Just to make matters a little more confusing, GVW is also known by a few other names. So if you see the terms maximum authorised mass (MAM), permissible maximum weight (PMW) or revenue weight, don’t worry – they all mean the same thing. 

Most of the vans you see on the road, from the plumber’s to the delivery driver’s, are below the all-important 3500kg gross vehicle weight (GVW). 

That includes medium vans like the Citroën Berlingo, Ford Transit Custom, and Vauxhall Vivaro. Most large vans – e.g. the Mercedes Sprinter, Renault Master and Volkswagen Crafter – are also below 3500kg GVW – however, you need to exercise caution here, because some of the heavier-duty versions of these vans can have a GVW of more than 3500kg, making them illegal to drive with a normal car licence.

To be able to drive these heavier-duty versions, you’d need to have a C1 category on your licence. If you got your driving licence after 1 January 1997, that means you’d need to pass an additional driving test. 

Volkswagen Transporter Sportline front

Where can I find my van's GVW?

The maximum amount a van is certified to carry (or tow) can be found on a van’s vehicle identification number (VIN) plate.This should show exactly how much you can carry, and where the load should be placed within the van.

As a guideline, most small vans – for example, the Toyota Proace City – will have a limit of less than 2.5 tonnes; meanwhile, mid-sized vans, like the Volkswagen Transporter, will vary from 2.6 tonnes to 3.2 tonnes. Large vans (such as the Ford Transit) will generally be limited to 3.5 tonnes or less, but as we’ve already discussed, some versions will have higher GVWs. 

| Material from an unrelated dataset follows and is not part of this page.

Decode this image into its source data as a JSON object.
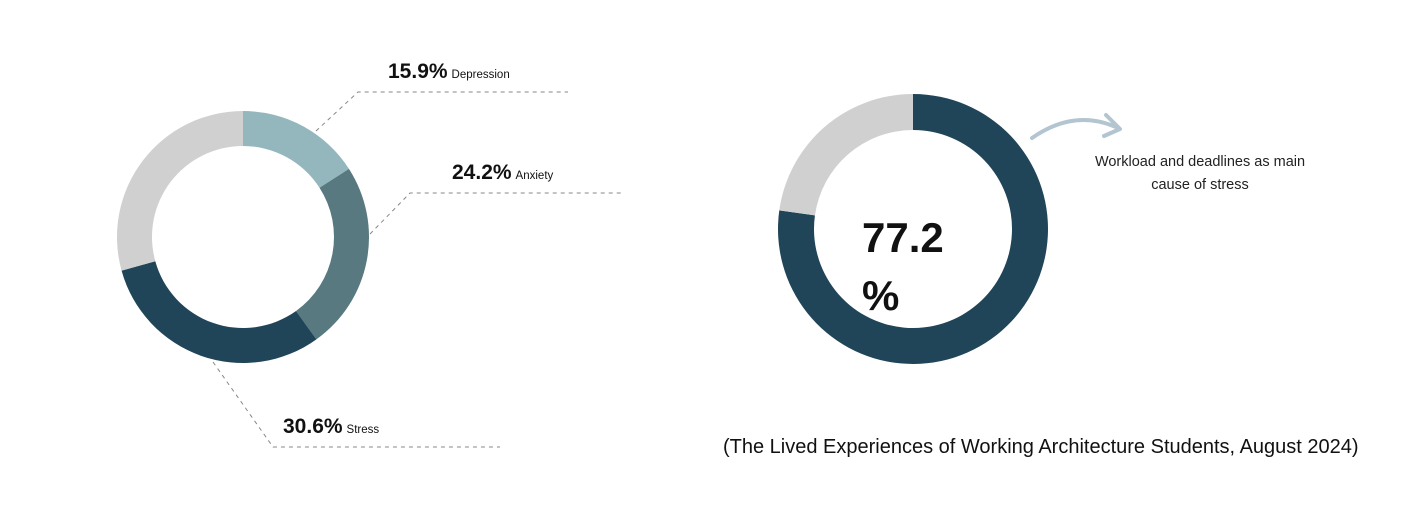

You will usually also find the plated weights of the van recorded on a sticker or a small metal plate inside the door of the driver or passenger side of the vehicle. Occasionally they can be found under the bonnet.

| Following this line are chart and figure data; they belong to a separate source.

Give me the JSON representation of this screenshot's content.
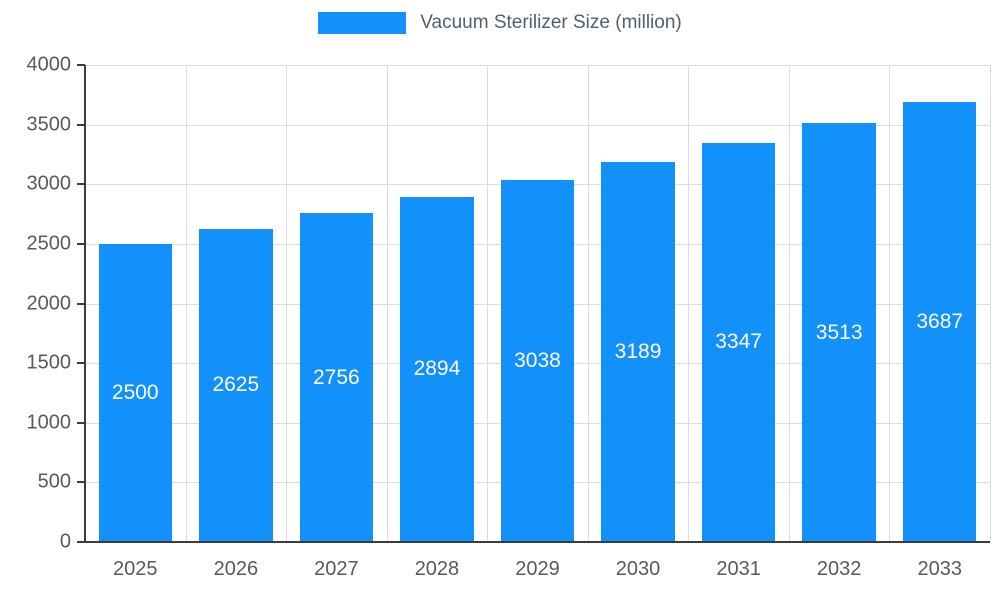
{
  "legend": {
    "label": "Vacuum Sterilizer Size (million)"
  },
  "chart_data": {
    "type": "bar",
    "title": "Vacuum Sterilizer Size (million)",
    "categories": [
      "2025",
      "2026",
      "2027",
      "2028",
      "2029",
      "2030",
      "2031",
      "2032",
      "2033"
    ],
    "values": [
      2500,
      2625,
      2756,
      2894,
      3038,
      3189,
      3347,
      3513,
      3687
    ],
    "xlabel": "",
    "ylabel": "",
    "ylim": [
      0,
      4000
    ],
    "ytick_step": 500,
    "grid": true,
    "legend_position": "top",
    "bar_color": "#1291fb",
    "value_label_color": "#ffffff",
    "axis_color": "#3c3c3c",
    "grid_color": "#dcdcdc",
    "tick_label_color": "#595959"
  }
}
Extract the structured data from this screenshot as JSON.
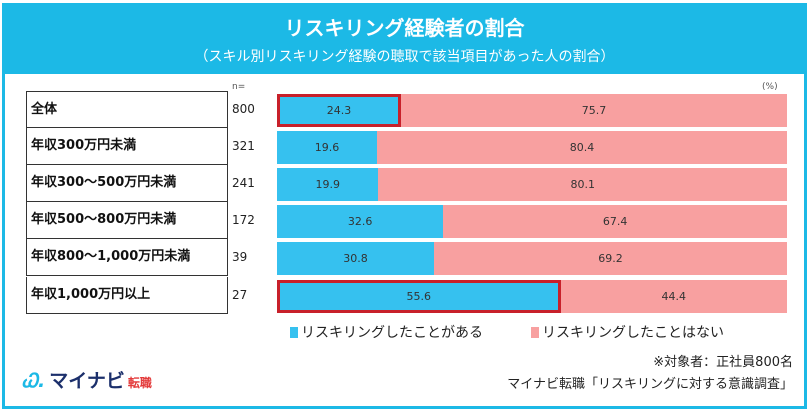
{
  "header": {
    "title": "リスキリング経験者の割合",
    "subtitle": "（スキル別リスキリング経験の聴取で該当項目があった人の割合）"
  },
  "n_label": "n=",
  "unit_label": "(%)",
  "chart_data": {
    "type": "bar",
    "stacked": true,
    "orientation": "horizontal",
    "xlim": [
      0,
      100
    ],
    "title": "リスキリング経験者の割合",
    "categories": [
      "全体",
      "年収300万円未満",
      "年収300～500万円未満",
      "年収500～800万円未満",
      "年収800～1,000万円未満",
      "年収1,000万円以上"
    ],
    "n": [
      "800",
      "321",
      "241",
      "172",
      "39",
      "27"
    ],
    "highlighted": [
      "全体",
      "年収1,000万円以上"
    ],
    "series": [
      {
        "name": "リスキリングしたことがある",
        "color": "#36c1ef",
        "values": [
          24.3,
          19.6,
          19.9,
          32.6,
          30.8,
          55.6
        ]
      },
      {
        "name": "リスキリングしたことはない",
        "color": "#f8a0a0",
        "values": [
          75.7,
          80.4,
          80.1,
          67.4,
          69.2,
          44.4
        ]
      }
    ],
    "legend": "bottom"
  },
  "logo": {
    "brand": "マイナビ",
    "sub": "転職"
  },
  "footer": {
    "target": "※対象者：正社員800名",
    "source": "マイナビ転職「リスキリングに対する意識調査」"
  }
}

The plate will typically list the GVW and the axle weights, which are the maximum weights that can be carried over both the front and rear axles. You should also find the maximum gross train weight (GTW), which is the maximum combined weight of a van and trailer, including the load in each.

Ford E-Transit front - Large Van of the Year

Can I tow a trailer with a van on a car licence?

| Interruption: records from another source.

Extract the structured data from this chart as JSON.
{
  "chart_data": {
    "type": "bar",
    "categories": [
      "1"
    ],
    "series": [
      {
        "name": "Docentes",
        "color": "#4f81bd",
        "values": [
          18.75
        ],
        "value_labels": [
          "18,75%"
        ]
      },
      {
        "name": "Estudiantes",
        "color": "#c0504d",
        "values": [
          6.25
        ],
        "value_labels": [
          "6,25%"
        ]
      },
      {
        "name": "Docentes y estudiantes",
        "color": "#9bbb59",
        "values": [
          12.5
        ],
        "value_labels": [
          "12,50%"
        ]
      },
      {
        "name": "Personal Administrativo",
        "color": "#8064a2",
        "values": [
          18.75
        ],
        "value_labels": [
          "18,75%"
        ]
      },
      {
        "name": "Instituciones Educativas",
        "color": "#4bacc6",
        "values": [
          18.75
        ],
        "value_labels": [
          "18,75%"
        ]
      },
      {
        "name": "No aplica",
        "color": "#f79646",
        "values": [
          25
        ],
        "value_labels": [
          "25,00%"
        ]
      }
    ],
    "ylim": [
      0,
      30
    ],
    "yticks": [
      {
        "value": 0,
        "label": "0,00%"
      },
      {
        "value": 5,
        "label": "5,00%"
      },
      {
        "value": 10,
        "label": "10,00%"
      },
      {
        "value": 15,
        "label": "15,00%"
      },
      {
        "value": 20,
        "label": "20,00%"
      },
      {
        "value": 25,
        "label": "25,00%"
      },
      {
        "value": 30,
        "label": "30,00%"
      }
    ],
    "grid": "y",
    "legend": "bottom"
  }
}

There are a couple of rules to consider here. First, If you passed your driving test on or after 1 January 1997, you’re allowed to tow a trailer with a MAM of up to 3500kg behind a van with a GVW of up to 3500kg.

However, if you passed your car driving test before that date, grandfather rights will entitle you to drive a vehicle and trailer combination weighing up to 8250kg. If you’re unsure which rule applies to you, you can view your driving licence information on the Government website.

However much your driving licence allows you to tow, it’s also essential (and a legal requirement) that you don’t exceed your van’s GTW or its maximum towing mass (the maximum weight for a laden trailer). 

The MAM and axle weight(s) for the trailer itself should also be adhered to, and these are usually recorded on the trailer's VIN plate.

Are there any exceptions to the van licencing rules?

Electric vans are typically heavier because of their battery weight.

As a result, you’re allowed to drive an electric van with a GVW of up to 4250kg, as long as you complete at least five hours of training and are certified to do so. An example of a large electric van is the Ford E-Transit – a former What Car? Van of the Year.

Again, this doesn’t apply if you passed your driving test before January 1, 1997, because if that is the case, your grandfather rights will already allow you to drive a van or small truck of up to 7.5 tonnes, and tow a vehicle and trailer combination of up to 8250kg.

Citroen Ami Cargo 2022 load bay

Checklist before you drive a van:

- Double check that your driving licence includes the category of vehicle that you want to drive. The B category licence will let you drive all vans weighing less than 3500kg. A C1 licence enables you to drive vans weighing up to 7500kg.

- Check the plated weights of the vehicle you’re intending to drive, and when loading it, take care not to exceed them.

- If you're planning to tow a trailer, make sure that you've loaded it according to its plated weights, as well as those of the van being used to pull it.